DefaultEncoder

class trove.modeling.encoder_default.DefaultEncoder(args, training_args=None, preprocess_only=False, **kwargs)
classmethod can_wrap(*args, **kwargs)

returns true if this wrapper can wrap the specified model with the given arguments.

Subclasses of PretrainedEncoder should implement this method. We use this method to automatically choose the correct subclass to wrap different models.

Parameters:
  • model_name_or_path (str) – name of the model to wrap.

  • args (ModelArguments) – arguments that describe the model to wrap.

Return type:

bool

Returns:

True if this class can wrap the model, and false otherwise.

__init__(args, training_args=None, preprocess_only=False, **kwargs)

A generic wrapper that can be used with any model.

You can customize the pooling and normalization through model_args options. This wrapper does not do any custom formatting for queries and passages. It just returns the main text (prefix by the title if available).

Parameters:
  • args (ModelArguments) – config for instantiating the model

  • training_args (TrainingArguments) – Not used by this wrapper.
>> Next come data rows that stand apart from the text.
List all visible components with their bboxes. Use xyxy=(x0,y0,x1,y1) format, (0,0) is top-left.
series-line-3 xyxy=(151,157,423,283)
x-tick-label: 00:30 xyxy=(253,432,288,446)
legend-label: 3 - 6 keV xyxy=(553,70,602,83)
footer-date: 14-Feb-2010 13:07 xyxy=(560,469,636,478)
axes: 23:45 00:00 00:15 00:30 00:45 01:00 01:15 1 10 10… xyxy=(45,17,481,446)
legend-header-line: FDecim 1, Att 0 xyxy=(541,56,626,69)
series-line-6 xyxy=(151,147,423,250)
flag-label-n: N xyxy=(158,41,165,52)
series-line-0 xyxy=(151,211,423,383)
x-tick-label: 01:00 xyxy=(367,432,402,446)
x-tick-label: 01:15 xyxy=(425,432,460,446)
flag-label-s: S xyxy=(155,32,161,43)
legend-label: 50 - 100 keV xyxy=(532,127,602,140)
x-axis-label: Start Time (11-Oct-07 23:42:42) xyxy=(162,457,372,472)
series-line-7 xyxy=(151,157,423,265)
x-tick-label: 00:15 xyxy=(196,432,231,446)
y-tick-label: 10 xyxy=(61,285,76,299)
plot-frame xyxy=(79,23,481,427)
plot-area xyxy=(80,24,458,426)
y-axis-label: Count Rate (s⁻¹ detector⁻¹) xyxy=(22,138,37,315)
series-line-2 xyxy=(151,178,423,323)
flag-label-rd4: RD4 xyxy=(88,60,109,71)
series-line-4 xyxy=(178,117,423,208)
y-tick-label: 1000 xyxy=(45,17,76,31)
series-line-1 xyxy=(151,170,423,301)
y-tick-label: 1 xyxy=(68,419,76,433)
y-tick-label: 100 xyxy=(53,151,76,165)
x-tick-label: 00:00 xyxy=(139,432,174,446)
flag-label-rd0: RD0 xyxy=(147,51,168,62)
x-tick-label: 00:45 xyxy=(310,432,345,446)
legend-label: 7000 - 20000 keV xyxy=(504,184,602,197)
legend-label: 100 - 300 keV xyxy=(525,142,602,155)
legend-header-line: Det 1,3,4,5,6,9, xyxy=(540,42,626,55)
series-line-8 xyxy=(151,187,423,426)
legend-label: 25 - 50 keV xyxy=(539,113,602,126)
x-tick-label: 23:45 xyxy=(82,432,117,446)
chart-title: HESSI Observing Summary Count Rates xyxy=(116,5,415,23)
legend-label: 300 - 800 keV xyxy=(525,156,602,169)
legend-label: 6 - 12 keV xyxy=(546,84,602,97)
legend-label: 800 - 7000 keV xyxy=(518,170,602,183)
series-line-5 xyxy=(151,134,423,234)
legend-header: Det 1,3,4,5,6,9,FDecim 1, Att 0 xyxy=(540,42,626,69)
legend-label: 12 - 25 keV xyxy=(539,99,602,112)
  • preprocess_only (bool) – If True, do not load model parameteres and only provide methods and attributes necessary for pre-processing the input data.

  • **kwargs – passed to transformers.AutoModel.from_pretrained.

encode(inputs)

calculate the embeddings for tokenized input.

Return type:

Tensor

format_query(text, **kwargs)

Format the query before passing it to tokenizer.

You can also ask for other parameters like dataset_name for example if your model uses different formatting for different datasets like intfloat/e5-mistral-7b-instruct

Return type:

str

format_passage(text, title=None, **kwargs)

Format the passage before passing it to tokenizer.

You can also ask for other parameters like dataset_name for example if your model uses different formatting for different datasets like intfloat/e5-mistral-7b-instruct

Return type:

str

save_pretrained(*args, **kwargs)

Save model parameters.

It should replicate the signature and behavior of transformers.PreTrainedModel.save_pretrained.